The whole point of RL is if you can get it to work 0.01% of the time you can get it to work 100% of the time.

lcnPylGDnU4H9OF

> what tools were used and how the model used them

According to the twitter thread, the model was not given access to tools.

constantcrying

>if OpenAI ran this 10000 times in parallel and cherry-picked the best one, this is a lot less exciting.
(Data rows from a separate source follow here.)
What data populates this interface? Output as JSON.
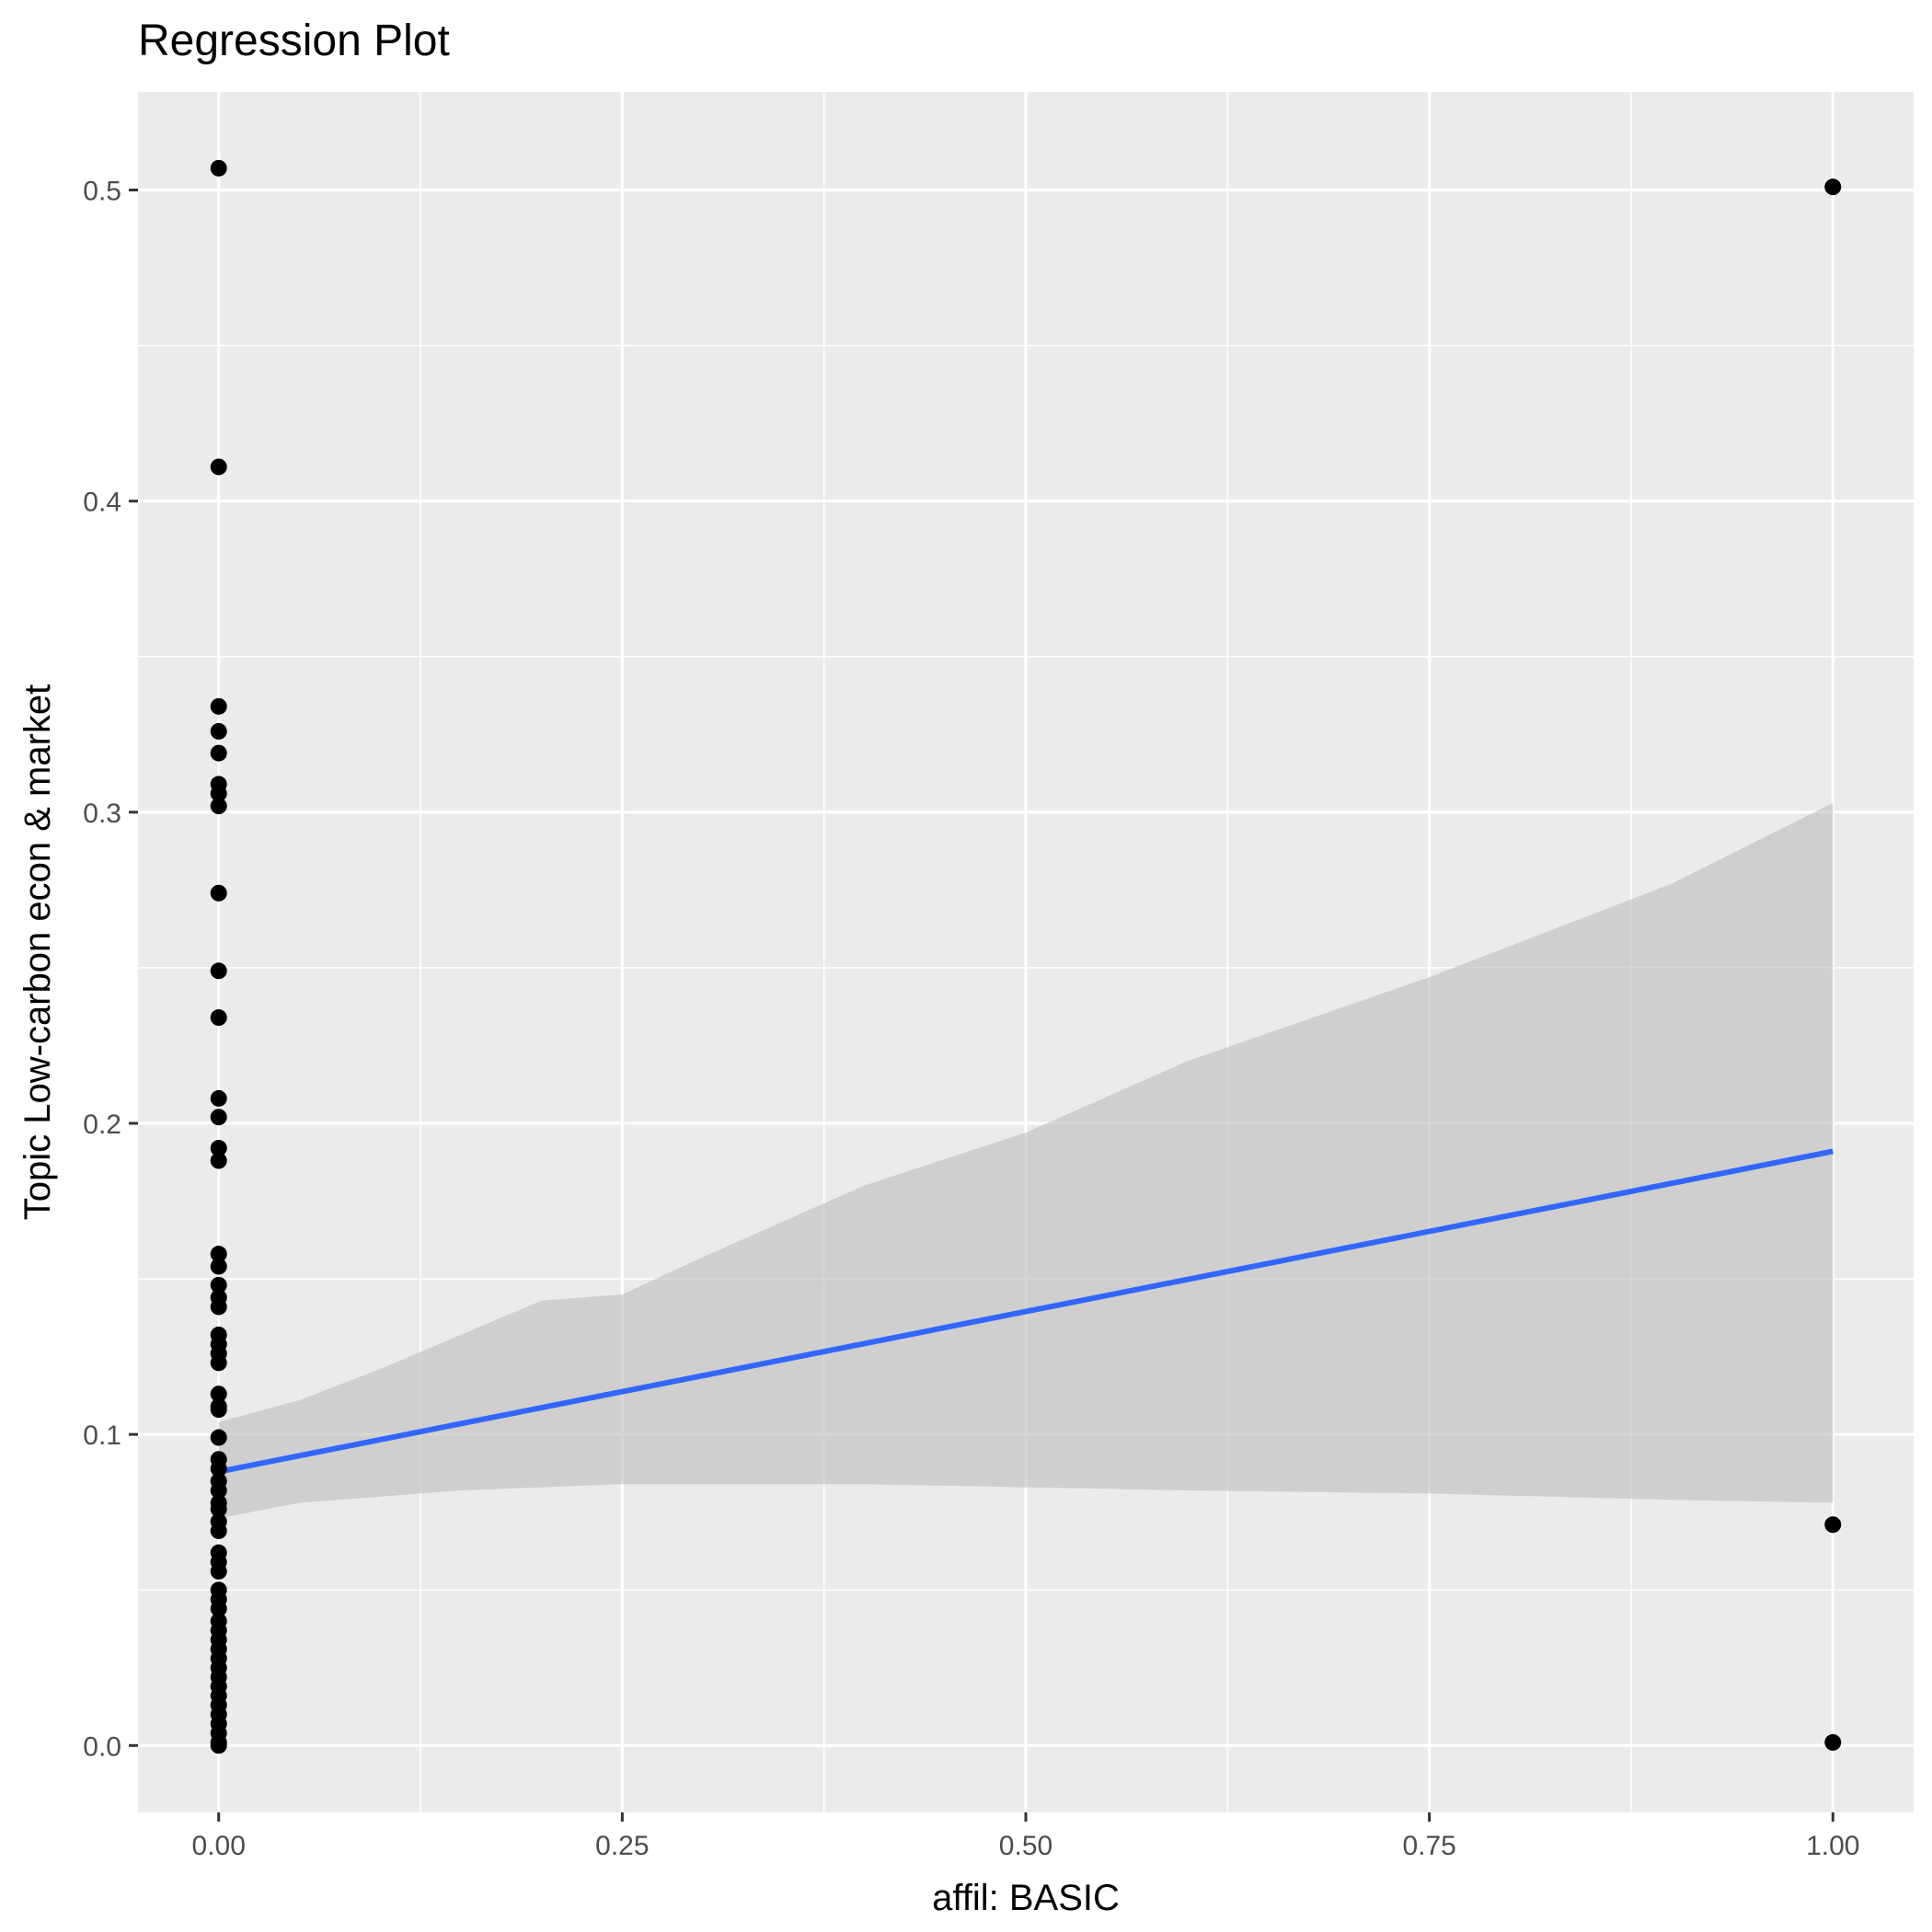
{
  "chart_data": {
    "type": "scatter",
    "title": "Regression Plot",
    "xlabel": "affil: BASIC",
    "ylabel": "Topic Low-carbon econ & market",
    "xlim": [
      -0.05,
      1.05
    ],
    "ylim": [
      -0.0215,
      0.5315
    ],
    "x_ticks": [
      0.0,
      0.25,
      0.5,
      0.75,
      1.0
    ],
    "x_tick_labels": [
      "0.00",
      "0.25",
      "0.50",
      "0.75",
      "1.00"
    ],
    "y_ticks": [
      0.0,
      0.1,
      0.2,
      0.3,
      0.4,
      0.5
    ],
    "y_tick_labels": [
      "0.0",
      "0.1",
      "0.2",
      "0.3",
      "0.4",
      "0.5"
    ],
    "grid": true,
    "legend": "none",
    "colors": {
      "panel": "#ebebeb",
      "grid": "#ffffff",
      "points": "#000000",
      "line": "#3366ff",
      "ribbon": "#bdbdbd"
    },
    "points": [
      {
        "x": 0,
        "y": 0.507
      },
      {
        "x": 0,
        "y": 0.411
      },
      {
        "x": 0,
        "y": 0.334
      },
      {
        "x": 0,
        "y": 0.326
      },
      {
        "x": 0,
        "y": 0.319
      },
      {
        "x": 0,
        "y": 0.309
      },
      {
        "x": 0,
        "y": 0.306
      },
      {
        "x": 0,
        "y": 0.302
      },
      {
        "x": 0,
        "y": 0.274
      },
      {
        "x": 0,
        "y": 0.249
      },
      {
        "x": 0,
        "y": 0.234
      },
      {
        "x": 0,
        "y": 0.208
      },
      {
        "x": 0,
        "y": 0.202
      },
      {
        "x": 0,
        "y": 0.192
      },
      {
        "x": 0,
        "y": 0.188
      },
      {
        "x": 0,
        "y": 0.158
      },
      {
        "x": 0,
        "y": 0.154
      },
      {
        "x": 0,
        "y": 0.148
      },
      {
        "x": 0,
        "y": 0.144
      },
      {
        "x": 0,
        "y": 0.141
      },
      {
        "x": 0,
        "y": 0.132
      },
      {
        "x": 0,
        "y": 0.129
      },
      {
        "x": 0,
        "y": 0.126
      },
      {
        "x": 0,
        "y": 0.123
      },
      {
        "x": 0,
        "y": 0.113
      },
      {
        "x": 0,
        "y": 0.109
      },
      {
        "x": 0,
        "y": 0.108
      },
      {
        "x": 0,
        "y": 0.099
      },
      {
        "x": 0,
        "y": 0.092
      },
      {
        "x": 0,
        "y": 0.089
      },
      {
        "x": 0,
        "y": 0.085
      },
      {
        "x": 0,
        "y": 0.082
      },
      {
        "x": 0,
        "y": 0.078
      },
      {
        "x": 0,
        "y": 0.076
      },
      {
        "x": 0,
        "y": 0.072
      },
      {
        "x": 0,
        "y": 0.069
      },
      {
        "x": 0,
        "y": 0.062
      },
      {
        "x": 0,
        "y": 0.059
      },
      {
        "x": 0,
        "y": 0.056
      },
      {
        "x": 0,
        "y": 0.05
      },
      {
        "x": 0,
        "y": 0.047
      },
      {
        "x": 0,
        "y": 0.044
      },
      {
        "x": 0,
        "y": 0.04
      },
      {
        "x": 0,
        "y": 0.037
      },
      {
        "x": 0,
        "y": 0.034
      },
      {
        "x": 0,
        "y": 0.031
      },
      {
        "x": 0,
        "y": 0.028
      },
      {
        "x": 0,
        "y": 0.025
      },
      {
        "x": 0,
        "y": 0.022
      },
      {
        "x": 0,
        "y": 0.019
      },
      {
        "x": 0,
        "y": 0.016
      },
      {
        "x": 0,
        "y": 0.013
      },
      {
        "x": 0,
        "y": 0.01
      },
      {
        "x": 0,
        "y": 0.007
      },
      {
        "x": 0,
        "y": 0.004
      },
      {
        "x": 0,
        "y": 0.001
      },
      {
        "x": 0,
        "y": 0.0
      },
      {
        "x": 1,
        "y": 0.501
      },
      {
        "x": 1,
        "y": 0.071
      },
      {
        "x": 1,
        "y": 0.001
      }
    ],
    "regression_line": {
      "x": [
        0,
        1
      ],
      "y": [
        0.088,
        0.191
      ]
    },
    "confidence_band": {
      "x": [
        0,
        0.05,
        0.1,
        0.15,
        0.2,
        0.25,
        0.3,
        0.4,
        0.5,
        0.6,
        0.75,
        0.9,
        1.0
      ],
      "upper": [
        0.104,
        0.111,
        0.121,
        0.132,
        0.143,
        0.145,
        0.157,
        0.18,
        0.197,
        0.22,
        0.247,
        0.277,
        0.303
      ],
      "lower": [
        0.073,
        0.078,
        0.08,
        0.082,
        0.083,
        0.084,
        0.084,
        0.084,
        0.083,
        0.082,
        0.081,
        0.079,
        0.078
      ]
    }
  }
}
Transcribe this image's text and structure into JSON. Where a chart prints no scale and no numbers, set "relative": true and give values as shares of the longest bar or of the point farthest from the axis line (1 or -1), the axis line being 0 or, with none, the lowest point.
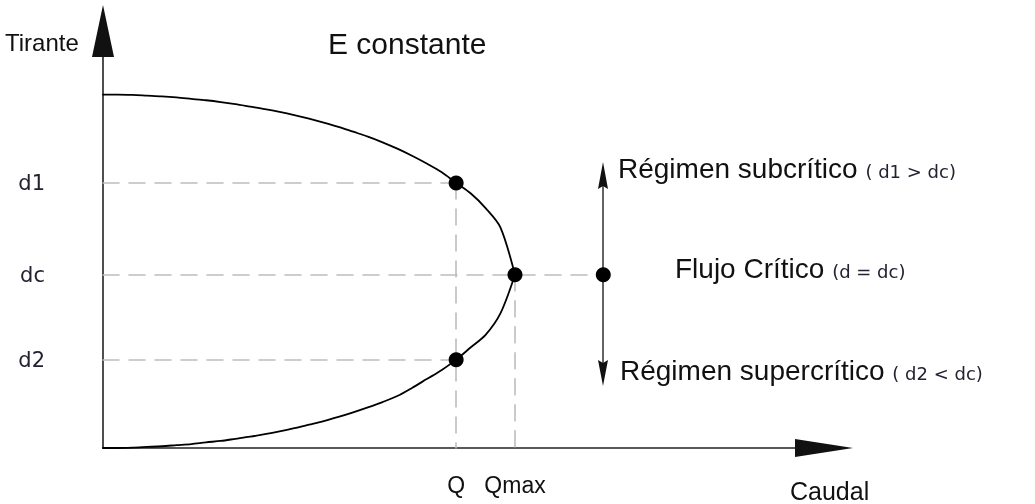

That entirely depends on who did the cherry picking. If the LLM had 10000 attempts and each time a human had to falsify it, this story means absolutely nothing. If the LLM itself did the cherry picking, then this is just akin to a human solving a hard problem. Attempting solutions and falsifying them until the desired result is achieved. Just that the LLM scales with compute, while humans operate only sequentially.

johnecheck

The key bit here is whether the LLM doing the cherry picking had knowledge of the solution. If it didn't, this is a meaningful result. That's why I'd like more info, but I fear OpenAI is going to try to keep things under wraps.

diggan

> If it didn't

We kind of have to assume it didn't right? Otherwise bragging about the results makes zero sense and would be outright misleading.

strangeloops85

It’s interesting how hard and widespread a push they’re making in advertising this - at this particular moment, when there are rumors of more high level recruitment attempts / successes by Zuck. OpenAI is certainly a master at trying to drive narratives. (Independent of the actual significance / advance here). Sorry, there are too many hundreds of billions of dollars involved to not be a bit cautious and wary of claims being pushed this hard.